Hotel use has persisted and currently stands at 47,500, despite the Prime Minister’s pledge to remove 10,000 people from hotels immediately
Home Secretary Suella Braverman gave a similar update to MPs when speaking in the House of Commons on Monday, but her Labour counterpart said the government had broken the asylum and had no plan to fix it.
“Why are they in such a mess? They need to be thinking about sourcing an additional 90 hotels. Why have they so totally lost any grip that the backlog and costs are getting worse and worse?”
She added: “Instead of all the press conferences, we need a proper plan. The asylum system is broken, they broke it and there is still no plan today to sort it out.”
But Mr Sunak said: “Our plan is starting to work. Before I launched my plan in December, the number entering the UK illegally in small boats had more than quadrupled in two years. Some said this problem was insoluble, or just a fact of 21st century life.

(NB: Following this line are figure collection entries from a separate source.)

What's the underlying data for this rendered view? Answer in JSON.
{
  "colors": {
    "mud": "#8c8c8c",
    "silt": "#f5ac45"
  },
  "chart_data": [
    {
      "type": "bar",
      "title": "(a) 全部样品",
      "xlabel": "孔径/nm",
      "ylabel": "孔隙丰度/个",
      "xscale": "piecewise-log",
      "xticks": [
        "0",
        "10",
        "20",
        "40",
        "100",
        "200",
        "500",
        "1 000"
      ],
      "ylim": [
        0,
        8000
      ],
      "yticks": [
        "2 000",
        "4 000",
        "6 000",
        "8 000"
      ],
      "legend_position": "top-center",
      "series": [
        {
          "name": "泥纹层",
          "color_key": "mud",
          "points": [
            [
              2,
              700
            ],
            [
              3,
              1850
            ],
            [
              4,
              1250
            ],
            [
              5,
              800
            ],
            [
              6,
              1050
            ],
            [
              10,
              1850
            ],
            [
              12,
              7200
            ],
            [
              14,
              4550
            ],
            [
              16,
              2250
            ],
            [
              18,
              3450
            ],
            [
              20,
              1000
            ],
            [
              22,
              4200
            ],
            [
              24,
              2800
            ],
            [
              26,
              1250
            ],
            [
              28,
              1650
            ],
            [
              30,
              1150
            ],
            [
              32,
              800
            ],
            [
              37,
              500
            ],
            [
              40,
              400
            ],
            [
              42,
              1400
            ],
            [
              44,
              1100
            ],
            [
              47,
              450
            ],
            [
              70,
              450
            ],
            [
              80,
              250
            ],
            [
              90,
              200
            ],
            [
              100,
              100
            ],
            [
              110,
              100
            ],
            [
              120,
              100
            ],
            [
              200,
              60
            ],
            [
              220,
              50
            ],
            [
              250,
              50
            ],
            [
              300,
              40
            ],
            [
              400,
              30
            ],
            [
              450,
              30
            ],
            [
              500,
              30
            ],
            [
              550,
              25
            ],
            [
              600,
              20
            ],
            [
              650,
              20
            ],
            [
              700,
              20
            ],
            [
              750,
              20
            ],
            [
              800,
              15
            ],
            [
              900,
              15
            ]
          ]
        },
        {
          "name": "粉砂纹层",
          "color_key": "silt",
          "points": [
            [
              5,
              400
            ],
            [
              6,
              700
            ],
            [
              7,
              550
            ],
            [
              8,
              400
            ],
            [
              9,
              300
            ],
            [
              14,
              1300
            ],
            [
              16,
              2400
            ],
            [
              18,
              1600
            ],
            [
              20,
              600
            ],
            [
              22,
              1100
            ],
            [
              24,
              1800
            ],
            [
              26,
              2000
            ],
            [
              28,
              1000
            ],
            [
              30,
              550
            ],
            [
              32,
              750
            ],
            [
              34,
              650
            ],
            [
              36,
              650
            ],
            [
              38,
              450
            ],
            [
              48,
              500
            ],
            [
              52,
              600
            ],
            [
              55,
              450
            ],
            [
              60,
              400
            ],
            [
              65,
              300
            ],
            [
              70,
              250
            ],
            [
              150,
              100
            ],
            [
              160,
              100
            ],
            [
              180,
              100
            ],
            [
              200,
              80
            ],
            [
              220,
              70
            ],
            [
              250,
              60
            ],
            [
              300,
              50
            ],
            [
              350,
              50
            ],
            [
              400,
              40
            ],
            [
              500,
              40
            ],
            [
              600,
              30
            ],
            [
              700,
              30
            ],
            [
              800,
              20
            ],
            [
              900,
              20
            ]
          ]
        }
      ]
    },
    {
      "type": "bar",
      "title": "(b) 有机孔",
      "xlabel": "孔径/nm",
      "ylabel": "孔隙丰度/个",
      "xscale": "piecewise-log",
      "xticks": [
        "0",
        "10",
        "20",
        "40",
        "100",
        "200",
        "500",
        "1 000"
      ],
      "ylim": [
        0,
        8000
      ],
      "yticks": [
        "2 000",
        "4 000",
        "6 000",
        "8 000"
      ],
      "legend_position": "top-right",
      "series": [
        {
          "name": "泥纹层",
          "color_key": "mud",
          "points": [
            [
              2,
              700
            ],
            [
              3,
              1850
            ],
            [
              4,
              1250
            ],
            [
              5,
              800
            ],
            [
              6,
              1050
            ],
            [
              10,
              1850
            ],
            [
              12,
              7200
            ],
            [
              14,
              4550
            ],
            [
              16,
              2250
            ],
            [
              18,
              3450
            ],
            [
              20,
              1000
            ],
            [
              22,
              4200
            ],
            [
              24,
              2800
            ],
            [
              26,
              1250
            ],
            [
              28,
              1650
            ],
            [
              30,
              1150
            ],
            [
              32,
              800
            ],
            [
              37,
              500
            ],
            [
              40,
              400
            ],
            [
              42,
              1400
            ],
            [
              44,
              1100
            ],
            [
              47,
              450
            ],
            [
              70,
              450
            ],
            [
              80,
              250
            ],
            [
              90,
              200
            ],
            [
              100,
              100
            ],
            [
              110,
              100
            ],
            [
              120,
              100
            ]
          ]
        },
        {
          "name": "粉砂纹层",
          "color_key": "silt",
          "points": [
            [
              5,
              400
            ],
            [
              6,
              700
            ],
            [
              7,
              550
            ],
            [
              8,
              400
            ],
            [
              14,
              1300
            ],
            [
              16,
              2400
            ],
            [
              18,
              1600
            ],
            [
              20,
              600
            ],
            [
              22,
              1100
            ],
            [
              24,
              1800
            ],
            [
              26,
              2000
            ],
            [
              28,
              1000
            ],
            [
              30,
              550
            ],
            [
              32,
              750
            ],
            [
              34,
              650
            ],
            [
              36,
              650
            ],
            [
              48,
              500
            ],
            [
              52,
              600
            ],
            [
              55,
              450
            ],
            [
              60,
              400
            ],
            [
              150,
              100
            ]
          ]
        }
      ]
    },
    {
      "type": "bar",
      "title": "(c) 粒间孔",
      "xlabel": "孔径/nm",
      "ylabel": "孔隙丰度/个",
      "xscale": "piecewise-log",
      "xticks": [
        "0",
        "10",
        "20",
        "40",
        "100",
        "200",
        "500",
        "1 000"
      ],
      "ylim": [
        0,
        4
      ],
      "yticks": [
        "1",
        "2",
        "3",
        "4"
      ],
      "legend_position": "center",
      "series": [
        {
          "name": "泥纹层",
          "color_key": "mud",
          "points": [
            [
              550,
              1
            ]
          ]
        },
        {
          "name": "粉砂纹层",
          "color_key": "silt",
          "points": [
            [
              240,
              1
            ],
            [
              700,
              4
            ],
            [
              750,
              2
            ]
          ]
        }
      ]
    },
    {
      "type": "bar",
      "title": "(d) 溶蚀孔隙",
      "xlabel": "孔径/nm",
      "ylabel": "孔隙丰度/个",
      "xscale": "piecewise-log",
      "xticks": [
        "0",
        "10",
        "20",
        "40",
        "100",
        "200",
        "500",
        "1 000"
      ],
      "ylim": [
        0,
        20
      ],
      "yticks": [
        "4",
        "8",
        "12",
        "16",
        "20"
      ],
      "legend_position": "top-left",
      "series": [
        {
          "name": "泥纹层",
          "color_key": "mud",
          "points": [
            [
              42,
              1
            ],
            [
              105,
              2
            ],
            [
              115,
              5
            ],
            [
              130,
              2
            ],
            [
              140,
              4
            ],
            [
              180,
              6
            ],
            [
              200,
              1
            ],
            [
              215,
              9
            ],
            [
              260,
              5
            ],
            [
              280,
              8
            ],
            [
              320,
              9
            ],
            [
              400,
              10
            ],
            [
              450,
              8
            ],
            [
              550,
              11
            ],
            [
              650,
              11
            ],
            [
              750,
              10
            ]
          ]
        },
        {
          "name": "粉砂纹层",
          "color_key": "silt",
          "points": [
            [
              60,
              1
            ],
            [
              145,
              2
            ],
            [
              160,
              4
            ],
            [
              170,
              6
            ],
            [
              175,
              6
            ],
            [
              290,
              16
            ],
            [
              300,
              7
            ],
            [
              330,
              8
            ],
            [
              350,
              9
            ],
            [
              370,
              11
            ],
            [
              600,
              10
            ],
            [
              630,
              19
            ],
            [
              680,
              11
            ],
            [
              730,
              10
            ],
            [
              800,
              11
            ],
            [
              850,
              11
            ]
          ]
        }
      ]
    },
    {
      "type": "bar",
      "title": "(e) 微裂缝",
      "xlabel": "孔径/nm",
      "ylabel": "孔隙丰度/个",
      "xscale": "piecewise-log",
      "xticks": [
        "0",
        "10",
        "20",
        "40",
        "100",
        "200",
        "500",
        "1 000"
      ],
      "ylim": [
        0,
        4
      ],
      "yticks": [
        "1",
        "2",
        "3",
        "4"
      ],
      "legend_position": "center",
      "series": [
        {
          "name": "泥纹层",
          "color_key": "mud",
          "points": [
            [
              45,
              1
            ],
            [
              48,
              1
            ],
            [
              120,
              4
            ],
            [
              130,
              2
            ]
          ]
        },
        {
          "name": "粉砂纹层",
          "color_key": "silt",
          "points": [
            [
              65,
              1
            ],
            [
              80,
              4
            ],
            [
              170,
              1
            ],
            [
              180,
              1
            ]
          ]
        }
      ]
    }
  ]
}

"They’d lost faith in politicians to put in the hard yards to do something about it. And of course, we still have a long way to go. But in the five months since I launched the plan, crossings are now down 20% compared to last year."
He added: “If you’re coming here illegally, claiming sanctuary from death, torture or persecution, then you should be willing to share a taxpayer-funded hotel room in central London.
“To reduce pressures on local communities, we’ll also house people on ships, the first will arrive in Portland in the next fortnight and we’ve secured another two today that will accommodate another thousand.”
Labour leader Keir Starmer said: “We need to stop the boats. We’re clear we don't want anyone making that dangerous journey.
"But all we've had from the government is policies that aren’t working, then the reannouncement of the same policy, with a self-congratulatory pat on the back. It feels like groundhog day and it’s costing the taxpayer a fortune.
“There’s a growing sense of frustration about the government’s dither and delay."